Yes, I know Summer is lying and it's all our plan. But to know that your girlfriend jumps and forgets about you the second her ex calls her is not something I can so easily accept.

Is she still in love with her?

What am I to her anyway. Definitely not what Summer is to her. I throw myself on the sofa and stare at the beautiful chandelier.

I imagine it falling to the ground, leaving a sad circle on the ceiling that looks more like a wreath.

I am disturbed by a knock on the door.

An hour later the right far corner of the living room has successfully been turned into a studio with everything in place. I have to give it to them, the art crew went all out.

I am now on my own, checking how comfortable the chair is. Is the easel steady enough, we dont want it to shake while she is working. Are the paint tubes enough, I mean I bought all the colors from the art shop.

The canvases...I think everything is in place.

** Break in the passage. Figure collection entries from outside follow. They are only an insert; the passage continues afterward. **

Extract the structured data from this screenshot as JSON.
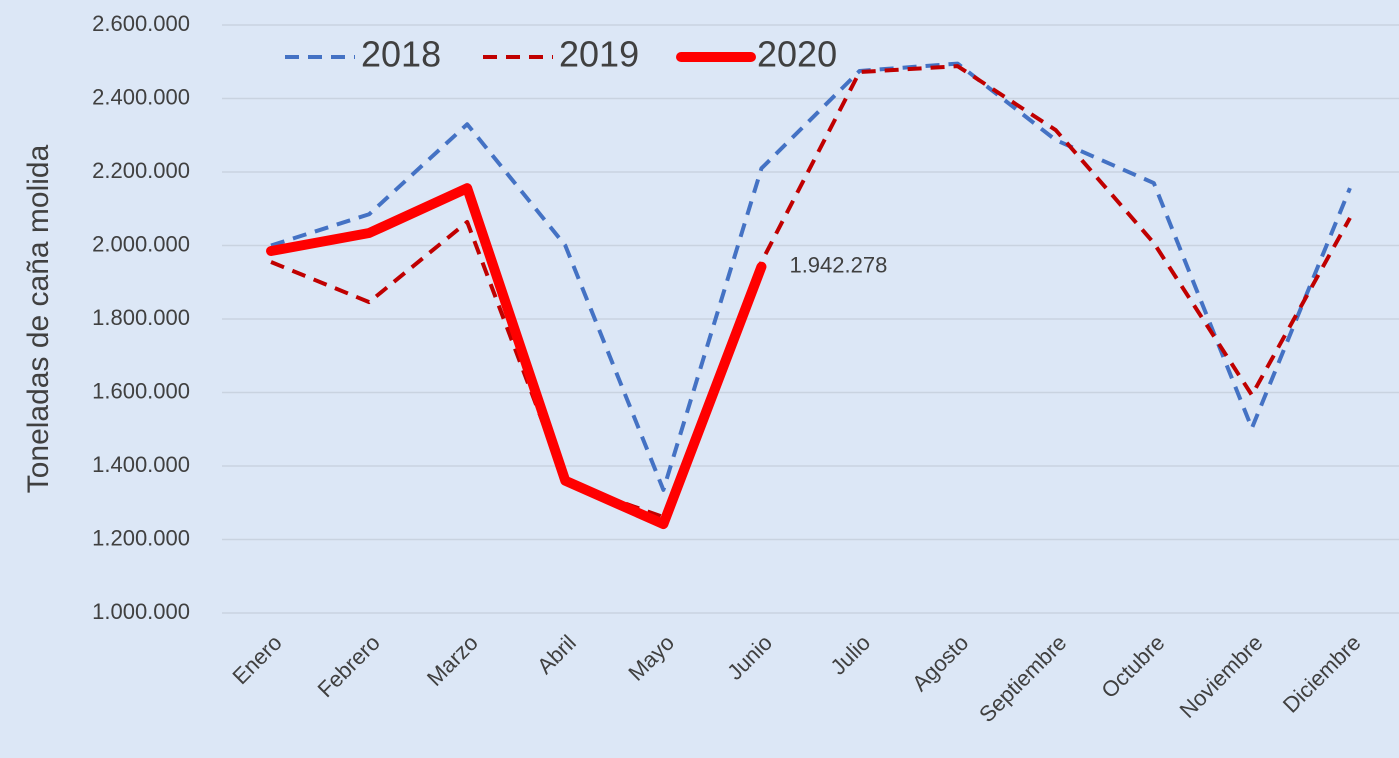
{
  "chart_data": {
    "type": "line",
    "y_axis_label": "Toneladas de caña molida",
    "categories": [
      "Enero",
      "Febrero",
      "Marzo",
      "Abril",
      "Mayo",
      "Junio",
      "Julio",
      "Agosto",
      "Septiembre",
      "Octubre",
      "Noviembre",
      "Diciembre"
    ],
    "series": [
      {
        "name": "2018",
        "color": "#4472c4",
        "dash": true,
        "width": 4,
        "values": [
          2000000,
          2085000,
          2330000,
          2000000,
          1335000,
          2210000,
          2475000,
          2495000,
          2287000,
          2170000,
          1503000,
          2156000
        ]
      },
      {
        "name": "2019",
        "color": "#c00000",
        "dash": true,
        "width": 4,
        "values": [
          1955000,
          1846000,
          2064000,
          1356000,
          1261000,
          1955000,
          2472000,
          2488000,
          2314000,
          2007000,
          1593000,
          2075000
        ]
      },
      {
        "name": "2020",
        "color": "#ff0000",
        "dash": false,
        "width": 10,
        "values": [
          1985000,
          2034000,
          2156000,
          1360000,
          1242000,
          1942278,
          null,
          null,
          null,
          null,
          null,
          null
        ],
        "value_labels": [
          null,
          null,
          null,
          null,
          null,
          "1.942.278",
          null,
          null,
          null,
          null,
          null,
          null
        ]
      }
    ],
    "ylim": [
      1000000,
      2600000
    ],
    "yticks": [
      {
        "value": 1000000,
        "label": "1.000.000"
      },
      {
        "value": 1200000,
        "label": "1.200.000"
      },
      {
        "value": 1400000,
        "label": "1.400.000"
      },
      {
        "value": 1600000,
        "label": "1.600.000"
      },
      {
        "value": 1800000,
        "label": "1.800.000"
      },
      {
        "value": 2000000,
        "label": "2.000.000"
      },
      {
        "value": 2200000,
        "label": "2.200.000"
      },
      {
        "value": 2400000,
        "label": "2.400.000"
      },
      {
        "value": 2600000,
        "label": "2.600.000"
      }
    ],
    "grid": true,
    "legend": "top"
  }
}
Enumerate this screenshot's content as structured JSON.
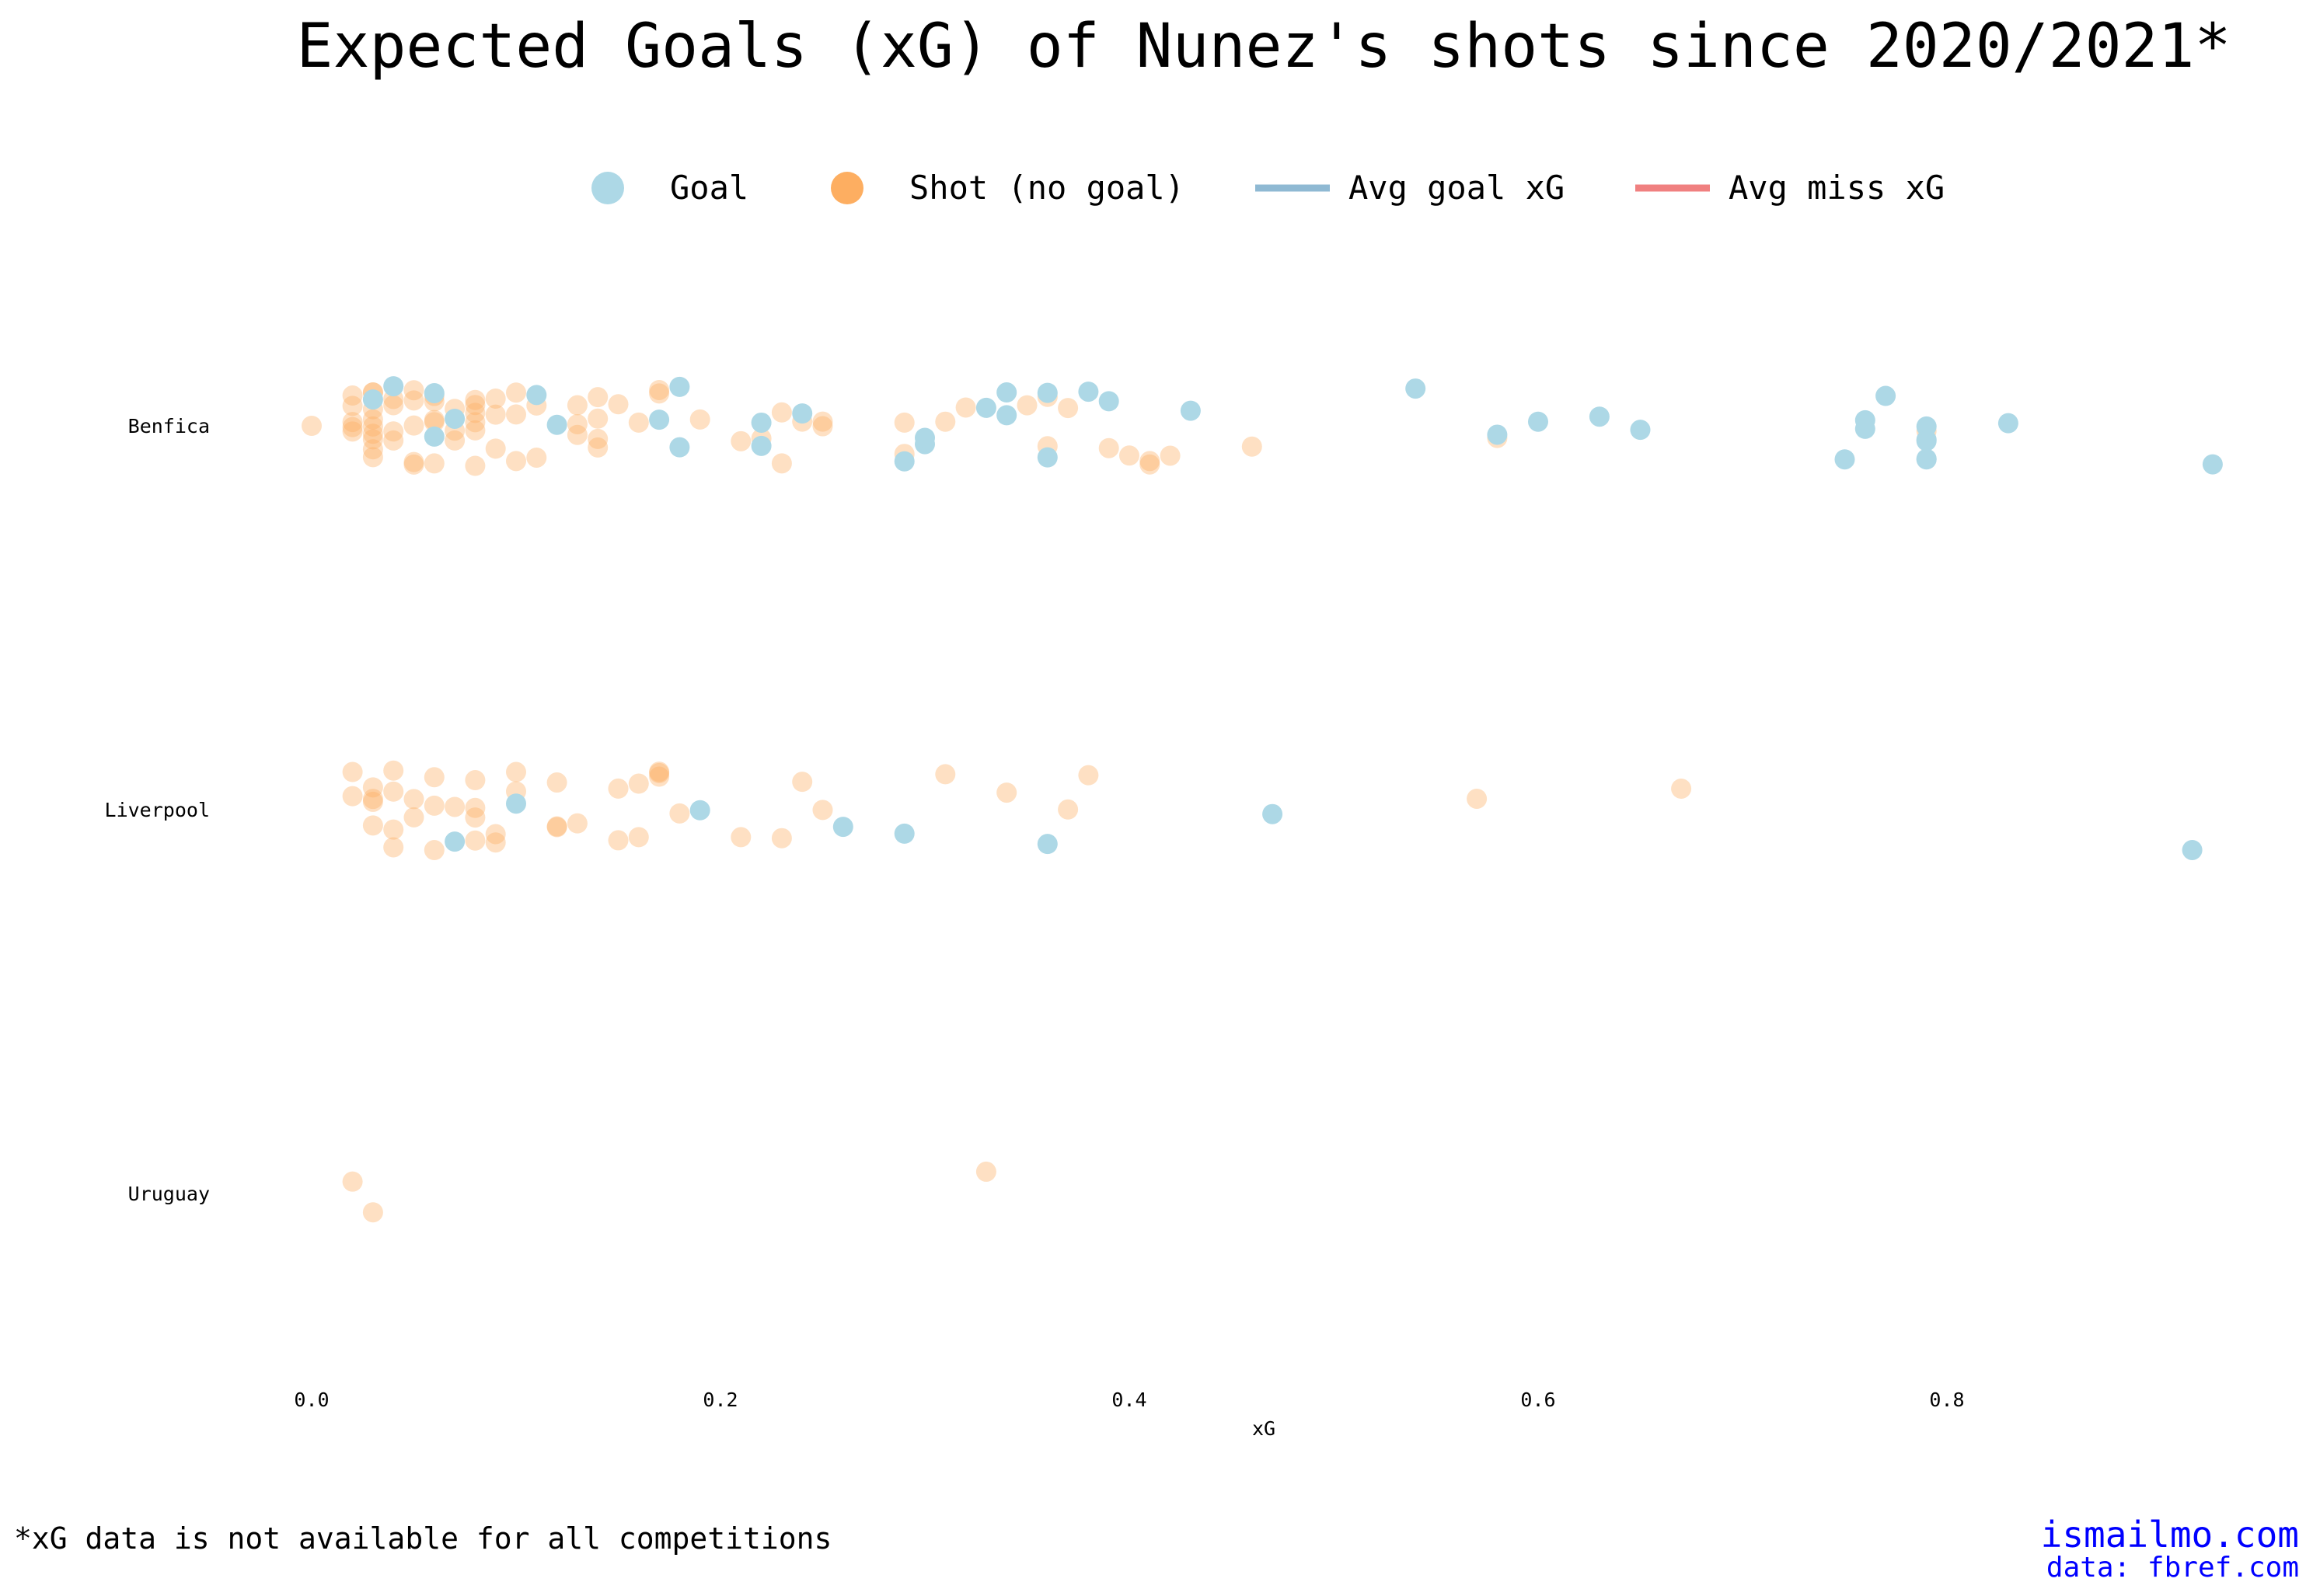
{
  "chart_data": {
    "type": "scatter",
    "title": "Expected Goals (xG) of Nunez's shots since 2020/2021*",
    "xlabel": "xG",
    "ylabel": "",
    "xlim": [
      0.0,
      0.93
    ],
    "xticks": [
      "0.0",
      "0.2",
      "0.4",
      "0.6",
      "0.8"
    ],
    "xtick_values": [
      0.0,
      0.2,
      0.4,
      0.6,
      0.8
    ],
    "grid": false,
    "legend_position": "top-center",
    "categories": [
      "Benfica",
      "Liverpool",
      "Uruguay"
    ],
    "legend": [
      {
        "label": "Goal",
        "kind": "marker",
        "color": "#add8e6"
      },
      {
        "label": "Shot (no goal)",
        "kind": "marker",
        "color": "#fdae61"
      },
      {
        "label": "Avg goal xG",
        "kind": "line",
        "color": "#8fb9d3"
      },
      {
        "label": "Avg miss xG",
        "kind": "line",
        "color": "#f08080"
      }
    ],
    "series": [
      {
        "name": "Goal",
        "color": "#add8e6",
        "points": [
          {
            "team": "Benfica",
            "xg": [
              0.03,
              0.04,
              0.06,
              0.06,
              0.07,
              0.11,
              0.12,
              0.17,
              0.18,
              0.18,
              0.22,
              0.22,
              0.24,
              0.29,
              0.3,
              0.3,
              0.33,
              0.34,
              0.34,
              0.36,
              0.36,
              0.38,
              0.39,
              0.43,
              0.54,
              0.58,
              0.6,
              0.63,
              0.65,
              0.75,
              0.76,
              0.76,
              0.77,
              0.79,
              0.79,
              0.79,
              0.79,
              0.79,
              0.83,
              0.93
            ]
          },
          {
            "team": "Liverpool",
            "xg": [
              0.07,
              0.1,
              0.19,
              0.26,
              0.29,
              0.36,
              0.47,
              0.92
            ]
          },
          {
            "team": "Uruguay",
            "xg": []
          }
        ]
      },
      {
        "name": "Shot (no goal)",
        "color": "#fdae61",
        "points": [
          {
            "team": "Benfica",
            "xg": [
              0.0,
              0.02,
              0.02,
              0.02,
              0.02,
              0.02,
              0.03,
              0.03,
              0.03,
              0.03,
              0.03,
              0.03,
              0.03,
              0.03,
              0.03,
              0.04,
              0.04,
              0.04,
              0.04,
              0.05,
              0.05,
              0.05,
              0.05,
              0.05,
              0.06,
              0.06,
              0.06,
              0.06,
              0.06,
              0.07,
              0.07,
              0.07,
              0.08,
              0.08,
              0.08,
              0.08,
              0.08,
              0.08,
              0.09,
              0.09,
              0.09,
              0.1,
              0.1,
              0.1,
              0.11,
              0.11,
              0.13,
              0.13,
              0.13,
              0.14,
              0.14,
              0.14,
              0.14,
              0.15,
              0.16,
              0.17,
              0.17,
              0.19,
              0.21,
              0.22,
              0.23,
              0.23,
              0.24,
              0.25,
              0.25,
              0.29,
              0.29,
              0.31,
              0.32,
              0.35,
              0.36,
              0.36,
              0.37,
              0.39,
              0.4,
              0.41,
              0.41,
              0.42,
              0.46,
              0.58,
              0.79
            ]
          },
          {
            "team": "Liverpool",
            "xg": [
              0.02,
              0.02,
              0.03,
              0.03,
              0.03,
              0.03,
              0.04,
              0.04,
              0.04,
              0.04,
              0.05,
              0.05,
              0.06,
              0.06,
              0.06,
              0.07,
              0.08,
              0.08,
              0.08,
              0.08,
              0.09,
              0.09,
              0.1,
              0.1,
              0.12,
              0.12,
              0.12,
              0.13,
              0.15,
              0.15,
              0.16,
              0.16,
              0.17,
              0.17,
              0.17,
              0.18,
              0.21,
              0.23,
              0.24,
              0.25,
              0.31,
              0.34,
              0.37,
              0.38,
              0.57,
              0.67
            ]
          },
          {
            "team": "Uruguay",
            "xg": [
              0.02,
              0.03,
              0.33
            ]
          }
        ]
      }
    ],
    "annotations": [
      {
        "text": "*xG data is not available for all competitions"
      },
      {
        "text": "ismailmo.com"
      },
      {
        "text": "data: fbref.com"
      }
    ]
  },
  "footer": {
    "note": "*xG data is not available for all competitions",
    "site": "ismailmo.com",
    "source": "data: fbref.com"
  }
}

Maybe I should have bought a cake.

No, that would turn this whole thing into some sort of a celebration. And I don't want it to look like that. She plainly told me sge hates her birthday. It's not like there's something too special about mine either. My parents always go out but it feels lonelier than anything else.

I touch everything, the sketchbooks, the brushes you name it.

She is going to love it.

I will get someone to engrave her name on the back of the chair. And maybe we can get a pet to make this apartment much more lively.

Finally the door opens.

"Summer was just being dramatic, she is totally fine now and," she raises her head and sees the living room studio or whatever this is. She has a stupefied look on her that's slowly turning into anger if I am not imagining things.

You can hear a pin drop in this silence. Her eyes are on me, not her birthday present and just like that I know it was a bad idea.

Summer appears behind her, stealthily like Tsitsi is going to bite. Our eyes meet and we communicate silently.

I messed up.

"I can return it...," I say weakly. We are talking about a whole studio that I paid for for it to get set up. We are talking about dollars and dollars of art supplies. But I think I can take it.

What I can't take is the look on her face.

"I thought I told you, I hate my birthday..," her voice is laced with accusation.

" I just thought, for the first time...we could...,"I can't really find my voice. My words are stuck in my throat. Why did I have to be stubborn!

"What, a few kisses and you want to fix me!," Her voice has risen a notch. I see Summer blinking rapidly. Can she help me out? Oh yeah, I know. She won't. Because I brought this on myself. "The fuck! So you come into my life and everything is going to be roses? Why can't you respect boundaries. You know what that is, I hope, " she throws one angry look at me and stomps off to her room, slamming the door behind her. i am left in a staring competition with Summer. She staggers forward as Tari enters the room, with a cake in her hands.